Node ID: e022d492-0fe0-4988-979e-dc5de9eeaf2d
Similarity: 0.996597
Text: Highlights for 2021
Overall Gross Bookings increased by $32.5 billion in 2021, up 56%, or 53% on a constant currency basis, compared to 2020. Delivery Gross Bookings grew 66% from 2020, on a constant currency basis, due to an increase in food delivery orders and higher basket sizes as a result of stay-at-home order demand related to COVID-19, as well as continued expansion across U.S. and international markets. Additionally, we saw an increase in Delivery revenue resulting from an increase in certain Courier payments and incentives that are recorded in cost of revenue, where we are primarily responsible for delivery services and pay Couriers for services provided. Mobility Gross Bookings grew 36%, on a constant currency basis, from 2020, due to increases in Trip volumes as the business recovers from the impacts of COVID-19.
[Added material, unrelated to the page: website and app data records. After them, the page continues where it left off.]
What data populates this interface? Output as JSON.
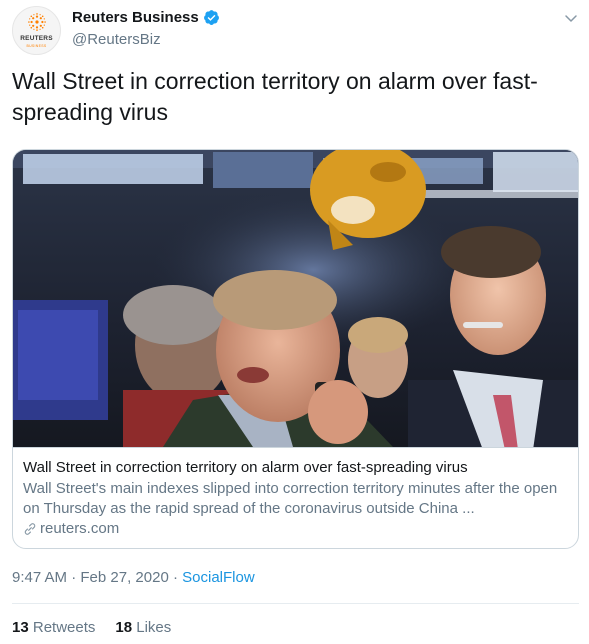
{
  "author": {
    "display_name": "Reuters Business",
    "handle": "@ReutersBiz",
    "avatar_wordmark": "REUTERS",
    "avatar_subtext": "BUSINESS",
    "verified": true
  },
  "tweet": {
    "text": "Wall Street in correction territory on alarm over fast-spreading virus"
  },
  "card": {
    "title": "Wall Street in correction territory on alarm over fast-spreading virus",
    "description": "Wall Street's main indexes slipped into correction territory minutes after the open on Thursday as the rapid spread of the coronavirus outside China ...",
    "domain": "reuters.com",
    "image_icon": "photo-trading-floor"
  },
  "meta": {
    "time": "9:47 AM",
    "separator": " · ",
    "date": "Feb 27, 2020",
    "source": "SocialFlow"
  },
  "stats": {
    "retweets_count": "13",
    "retweets_label": "Retweets",
    "likes_count": "18",
    "likes_label": "Likes"
  },
  "colors": {
    "verified": "#1da1f2",
    "link": "#1b95e0",
    "secondary_text": "#657786",
    "border": "#ccd6dd"
  }
}
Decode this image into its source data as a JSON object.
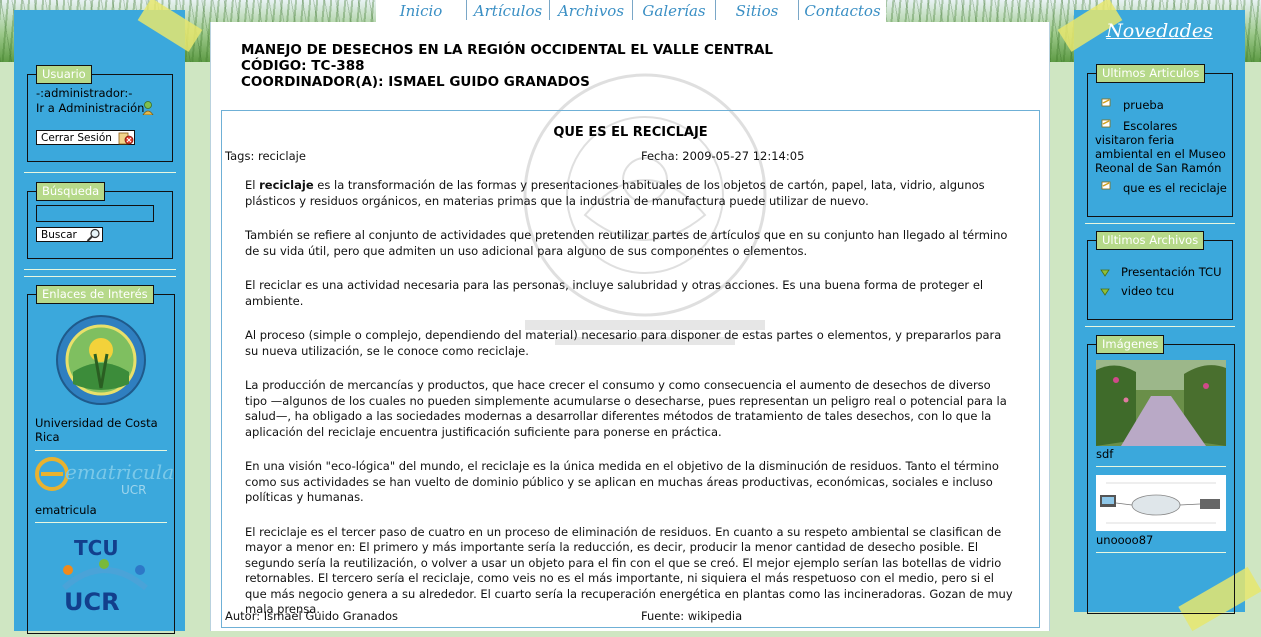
{
  "nav": {
    "items": [
      "Inicio",
      "Artículos",
      "Archivos",
      "Galerías",
      "Sitios",
      "Contactos"
    ]
  },
  "header": {
    "line1": "MANEJO DE DESECHOS EN LA REGIÓN OCCIDENTAL EL VALLE CENTRAL",
    "line2": "CÓDIGO: TC-388",
    "line3": "COORDINADOR(A): ISMAEL GUIDO GRANADOS"
  },
  "article": {
    "title": "QUE ES EL RECICLAJE",
    "tags": "Tags: reciclaje",
    "fecha": "Fecha: 2009-05-27 12:14:05",
    "p1_pre": "El ",
    "p1_bold": "reciclaje",
    "p1_post": " es la transformación de las formas y presentaciones habituales de los objetos de cartón, papel, lata, vidrio, algunos plásticos y residuos orgánicos, en materias primas que la industria de manufactura puede utilizar de nuevo.",
    "p2": "También se refiere al conjunto de actividades que pretenden reutilizar partes de artículos que en su conjunto han llegado al término de su vida útil, pero que admiten un uso adicional para alguno de sus componentes o elementos.",
    "p3": "El reciclar es una actividad necesaria para las personas, incluye salubridad y otras acciones. Es una buena forma de proteger el ambiente.",
    "p4": "Al proceso (simple o complejo, dependiendo del material) necesario para disponer de estas partes o elementos, y prepararlos para su nueva utilización, se le conoce como reciclaje.",
    "p5": "La producción de mercancías y productos, que hace crecer el consumo y como consecuencia el aumento de desechos de diverso tipo —algunos de los cuales no pueden simplemente acumularse o desecharse, pues representan un peligro real o potencial para la salud—, ha obligado a las sociedades modernas a desarrollar diferentes métodos de tratamiento de tales desechos, con lo que la aplicación del reciclaje encuentra justificación suficiente para ponerse en práctica.",
    "p6": "En una visión \"eco-lógica\" del mundo, el reciclaje es la única medida en el objetivo de la disminución de residuos. Tanto el término como sus actividades se han vuelto de dominio público y se aplican en muchas áreas productivas, económicas, sociales e incluso políticas y humanas.",
    "p7": "El reciclaje es el tercer paso de cuatro en un proceso de eliminación de residuos. En cuanto a su respeto ambiental se clasifican de mayor a menor en: El primero y más importante sería la reducción, es decir, producir la menor cantidad de desecho posible. El segundo sería la reutilización, o volver a usar un objeto para el fin con el que se creó. El mejor ejemplo serían las botellas de vidrio retornables. El tercero sería el reciclaje, como veis no es el más importante, ni siquiera el más respetuoso con el medio, pero si el que más negocio genera a su alrededor. El cuarto sería la recuperación energética en plantas como las incineradoras. Gozan de muy mala prensa.",
    "autor": "Autor: Ismael Guido Granados",
    "fuente": "Fuente: wikipedia"
  },
  "usuario": {
    "legend": "Usuario",
    "user": "-:administrador:-",
    "admin_link": "Ir a Administración",
    "logout": "Cerrar Sesión"
  },
  "busqueda": {
    "legend": "Búsqueda",
    "value": "",
    "button": "Buscar"
  },
  "enlaces": {
    "legend": "Enlaces de Interés",
    "ucr": "Universidad de Costa Rica",
    "ematricula_logo": "ematricula",
    "ematricula_logo_sub": "UCR",
    "ematricula": "ematricula",
    "tcu_top": "TCU",
    "tcu_bottom": "UCR"
  },
  "novedades": {
    "title": "Novedades",
    "articulos_legend": "Ultimos Articulos",
    "articulos": [
      "prueba",
      "Escolares visitaron feria ambiental en el Museo Reonal de San Ramón",
      "que es el reciclaje"
    ],
    "archivos_legend": "Ultimos Archivos",
    "archivos": [
      "Presentación TCU",
      "video tcu"
    ],
    "imagenes_legend": "Imágenes",
    "img1_caption": "sdf",
    "img2_caption": "unoooo87"
  },
  "colors": {
    "sidebar": "#3ba8dc",
    "legend_bg": "#b6d98a",
    "nav_text": "#3a8fc4"
  }
}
Revenue was $17.5 billion, or up 57% year-over-year, reflecting the overall growth in our Delivery business and an increase in Freight revenue attributable to ...
Node ID: 00d31b26-b734-4475-b47a-8cb839ff65e0
Similarity: 0.9962638
Text: 2021 Compared to 2020
Cost of revenue, exclusive of depreciation and amortization, increased $4.2 billion, or 81%, mainly due to a $2.1 billion increase in Courier payments and incentives in certain markets, a $660 million increase in insurance expense primarily due to an increase in miles driven in our Delivery business, and a $873 million increase in Freight carrier payments.
---
Query Engine¶
QueryEngine to setup entire RAG workflow.
query_engine = index.as_query_engine(
dense_similarity_top_k=3,
sparse_similarity_top_k=3,
alpha=0.5,
enable_reranking=True,
)
Response¶
response = query_engine.query(query)
print(response)
The revenue of Uber in 2021 was $17.5 billion.